The motion passed Tuesday instructs the Director of the Homeless Initiative, the Chief Executive Office, to collaborate with other county groups – including the Executive Director of the Los Angeles Homelessness Services Authority and the Directors of Mental Health, Health Services, Public Social Services and Children and Family Services — to formally assess the needs of homeless AIAN individuals.
The subsequent report will include a baseline count of homeless individuals with demographic statistics, recommendations on how to better capture AIAN homelessness data moving forward, and strategies for improving the availability of AIAN culturally-inclusive services that properly address existing gaps in resources for AIAN individuals.
The report will also include an assessment of the available property that can be used for permanent supportive housing that is culturally inclusive of AIAN individuals.
“As Supervisor Hahn’s Native American Indian Commission appointee, I want to thank her for taking the lead on our motion regarding Native American homelessness,” said Pat Lopez. “This population experienced a 68% increase in homelessness last year. As the economy has improved in general, it has not translated to Indian country. It is still in dire economic straits. There are no I industries in our Native communities. Therefore natives come to the urban setting seeking economic opportunities and services. They also seek a native community to interact with, share ceremonies and prayer circles. They become homeless in the process, being far from home.”
“For too long our American Indian and Alaska Native community has been invisible in the eyes of the systems meant to serve our most under-resourced communities, particularly those experiencing homelessness,” said Andrea Garcia, member of the Los Angeles City/County Native American Indian Commission.

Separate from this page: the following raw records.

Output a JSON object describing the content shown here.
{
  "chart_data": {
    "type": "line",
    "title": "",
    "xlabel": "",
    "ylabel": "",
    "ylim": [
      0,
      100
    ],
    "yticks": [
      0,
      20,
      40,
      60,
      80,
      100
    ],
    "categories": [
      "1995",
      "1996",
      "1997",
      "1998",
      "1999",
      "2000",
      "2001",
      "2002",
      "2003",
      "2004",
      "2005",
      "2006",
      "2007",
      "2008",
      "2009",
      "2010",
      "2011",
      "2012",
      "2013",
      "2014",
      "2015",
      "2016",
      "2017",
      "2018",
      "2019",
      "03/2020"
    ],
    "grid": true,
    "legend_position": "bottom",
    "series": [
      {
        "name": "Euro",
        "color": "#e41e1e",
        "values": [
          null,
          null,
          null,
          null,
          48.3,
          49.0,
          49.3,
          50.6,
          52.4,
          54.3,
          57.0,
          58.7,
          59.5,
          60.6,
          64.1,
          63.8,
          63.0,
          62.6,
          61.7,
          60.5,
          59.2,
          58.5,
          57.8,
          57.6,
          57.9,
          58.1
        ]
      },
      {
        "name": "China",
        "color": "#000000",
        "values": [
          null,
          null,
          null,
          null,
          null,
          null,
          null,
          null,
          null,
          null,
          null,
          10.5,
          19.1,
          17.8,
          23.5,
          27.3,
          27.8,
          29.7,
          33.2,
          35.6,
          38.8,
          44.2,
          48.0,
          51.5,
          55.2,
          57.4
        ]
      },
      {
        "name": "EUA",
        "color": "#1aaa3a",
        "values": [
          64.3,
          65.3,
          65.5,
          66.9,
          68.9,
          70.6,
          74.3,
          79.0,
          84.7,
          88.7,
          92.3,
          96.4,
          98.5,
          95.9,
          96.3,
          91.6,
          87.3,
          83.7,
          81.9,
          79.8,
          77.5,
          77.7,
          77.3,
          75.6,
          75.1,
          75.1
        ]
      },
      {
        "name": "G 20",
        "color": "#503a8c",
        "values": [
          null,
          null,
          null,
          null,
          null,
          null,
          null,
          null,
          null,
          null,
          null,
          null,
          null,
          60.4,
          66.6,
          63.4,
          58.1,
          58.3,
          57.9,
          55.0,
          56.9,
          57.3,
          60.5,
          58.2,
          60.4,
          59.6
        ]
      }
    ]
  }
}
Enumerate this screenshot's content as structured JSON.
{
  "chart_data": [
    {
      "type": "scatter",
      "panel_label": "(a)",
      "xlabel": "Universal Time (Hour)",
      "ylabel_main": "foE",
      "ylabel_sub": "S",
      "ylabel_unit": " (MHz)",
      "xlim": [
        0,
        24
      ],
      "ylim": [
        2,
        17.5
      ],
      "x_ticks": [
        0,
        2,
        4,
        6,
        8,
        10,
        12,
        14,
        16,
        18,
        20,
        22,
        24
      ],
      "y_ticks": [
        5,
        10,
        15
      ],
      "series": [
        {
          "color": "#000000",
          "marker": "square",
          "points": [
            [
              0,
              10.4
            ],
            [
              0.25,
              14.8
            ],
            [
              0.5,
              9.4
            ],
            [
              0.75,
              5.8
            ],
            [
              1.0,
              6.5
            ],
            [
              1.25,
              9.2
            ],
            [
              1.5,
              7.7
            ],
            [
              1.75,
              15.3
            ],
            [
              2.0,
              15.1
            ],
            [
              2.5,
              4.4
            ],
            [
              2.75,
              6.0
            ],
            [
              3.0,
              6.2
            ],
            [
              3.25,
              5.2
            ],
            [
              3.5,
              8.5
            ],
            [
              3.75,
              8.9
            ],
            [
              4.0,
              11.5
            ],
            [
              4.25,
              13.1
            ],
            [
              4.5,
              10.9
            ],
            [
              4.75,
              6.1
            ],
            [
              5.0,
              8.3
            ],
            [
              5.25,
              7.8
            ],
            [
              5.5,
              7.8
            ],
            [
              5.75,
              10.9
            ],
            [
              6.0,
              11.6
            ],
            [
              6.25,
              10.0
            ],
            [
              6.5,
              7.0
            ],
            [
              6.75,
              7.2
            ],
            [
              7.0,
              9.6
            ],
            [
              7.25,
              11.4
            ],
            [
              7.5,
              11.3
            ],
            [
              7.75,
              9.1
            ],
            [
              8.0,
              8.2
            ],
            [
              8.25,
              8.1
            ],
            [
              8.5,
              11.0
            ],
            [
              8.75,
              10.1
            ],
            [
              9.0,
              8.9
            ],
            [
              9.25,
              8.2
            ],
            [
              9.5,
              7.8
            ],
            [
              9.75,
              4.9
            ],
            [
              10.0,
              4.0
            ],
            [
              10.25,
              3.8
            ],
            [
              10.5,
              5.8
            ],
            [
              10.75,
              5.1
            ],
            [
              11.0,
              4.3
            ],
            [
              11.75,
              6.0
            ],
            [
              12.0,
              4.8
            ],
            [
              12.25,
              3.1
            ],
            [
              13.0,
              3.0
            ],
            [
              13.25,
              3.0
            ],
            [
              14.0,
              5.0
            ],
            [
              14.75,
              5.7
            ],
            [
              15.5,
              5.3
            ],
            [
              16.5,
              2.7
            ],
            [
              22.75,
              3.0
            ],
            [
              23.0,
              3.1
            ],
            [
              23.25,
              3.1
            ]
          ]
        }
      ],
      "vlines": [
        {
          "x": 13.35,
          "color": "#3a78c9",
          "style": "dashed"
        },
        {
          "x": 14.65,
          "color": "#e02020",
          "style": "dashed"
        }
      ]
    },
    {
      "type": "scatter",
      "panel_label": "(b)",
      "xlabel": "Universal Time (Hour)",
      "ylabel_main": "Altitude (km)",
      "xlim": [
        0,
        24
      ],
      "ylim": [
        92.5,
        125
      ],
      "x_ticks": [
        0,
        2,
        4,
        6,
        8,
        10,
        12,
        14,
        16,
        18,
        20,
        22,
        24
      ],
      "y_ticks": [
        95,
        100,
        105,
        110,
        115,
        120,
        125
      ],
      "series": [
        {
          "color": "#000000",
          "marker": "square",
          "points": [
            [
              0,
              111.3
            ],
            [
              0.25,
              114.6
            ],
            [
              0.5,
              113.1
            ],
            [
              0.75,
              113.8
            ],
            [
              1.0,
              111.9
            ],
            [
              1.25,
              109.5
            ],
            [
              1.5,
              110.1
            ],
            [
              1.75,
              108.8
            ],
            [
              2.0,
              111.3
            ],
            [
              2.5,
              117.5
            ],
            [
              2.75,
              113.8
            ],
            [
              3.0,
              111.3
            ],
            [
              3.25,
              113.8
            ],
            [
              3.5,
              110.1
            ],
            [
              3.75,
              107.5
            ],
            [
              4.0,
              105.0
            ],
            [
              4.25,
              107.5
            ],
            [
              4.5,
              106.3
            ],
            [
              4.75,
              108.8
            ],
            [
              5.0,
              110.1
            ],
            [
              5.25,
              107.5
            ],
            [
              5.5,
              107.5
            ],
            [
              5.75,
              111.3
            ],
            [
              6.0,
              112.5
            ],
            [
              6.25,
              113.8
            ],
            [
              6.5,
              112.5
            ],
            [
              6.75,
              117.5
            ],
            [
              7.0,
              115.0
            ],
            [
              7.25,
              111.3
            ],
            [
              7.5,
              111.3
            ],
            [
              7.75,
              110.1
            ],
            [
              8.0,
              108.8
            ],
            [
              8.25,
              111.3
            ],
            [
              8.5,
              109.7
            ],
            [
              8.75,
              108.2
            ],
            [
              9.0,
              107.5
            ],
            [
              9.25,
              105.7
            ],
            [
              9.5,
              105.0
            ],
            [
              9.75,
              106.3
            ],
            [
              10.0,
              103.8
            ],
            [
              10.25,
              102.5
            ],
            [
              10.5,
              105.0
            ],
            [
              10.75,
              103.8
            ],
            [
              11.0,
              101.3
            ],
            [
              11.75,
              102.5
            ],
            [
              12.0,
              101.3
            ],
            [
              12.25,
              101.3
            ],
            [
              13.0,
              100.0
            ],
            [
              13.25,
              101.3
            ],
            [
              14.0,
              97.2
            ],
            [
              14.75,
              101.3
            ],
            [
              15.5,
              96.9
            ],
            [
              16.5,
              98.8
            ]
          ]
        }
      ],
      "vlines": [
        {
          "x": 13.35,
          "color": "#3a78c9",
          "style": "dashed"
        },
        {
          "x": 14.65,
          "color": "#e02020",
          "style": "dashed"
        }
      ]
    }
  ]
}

“This motion is a great first step in addressing basic data needs, culturally supportive services, and an assessment of land that may be used for supportive housing. Importantly, our community member voices have been centered in this effort,” Garcia said. “We are thrilled that Supervisors Hahn and Solis have chosen to support this, and we look forward to improving health outcomes and housing status of our LA Native community.”
The motion aims to better enable the County to meet the needs of homeless AIAN individuals overall.
The county has already used this model of reporting effectively. In April 2018, the Los Angeles Homeless Services Authority (LAHSA) launched the Ad Hoc Committee on Black People Experiencing Homelessness. The Committee’s final report—coupled with new data tools from the Department of Housing and Urban Development and the National Alliance to End Homelessness—provides a strong roadmap for communities interested in addressing racial disparities.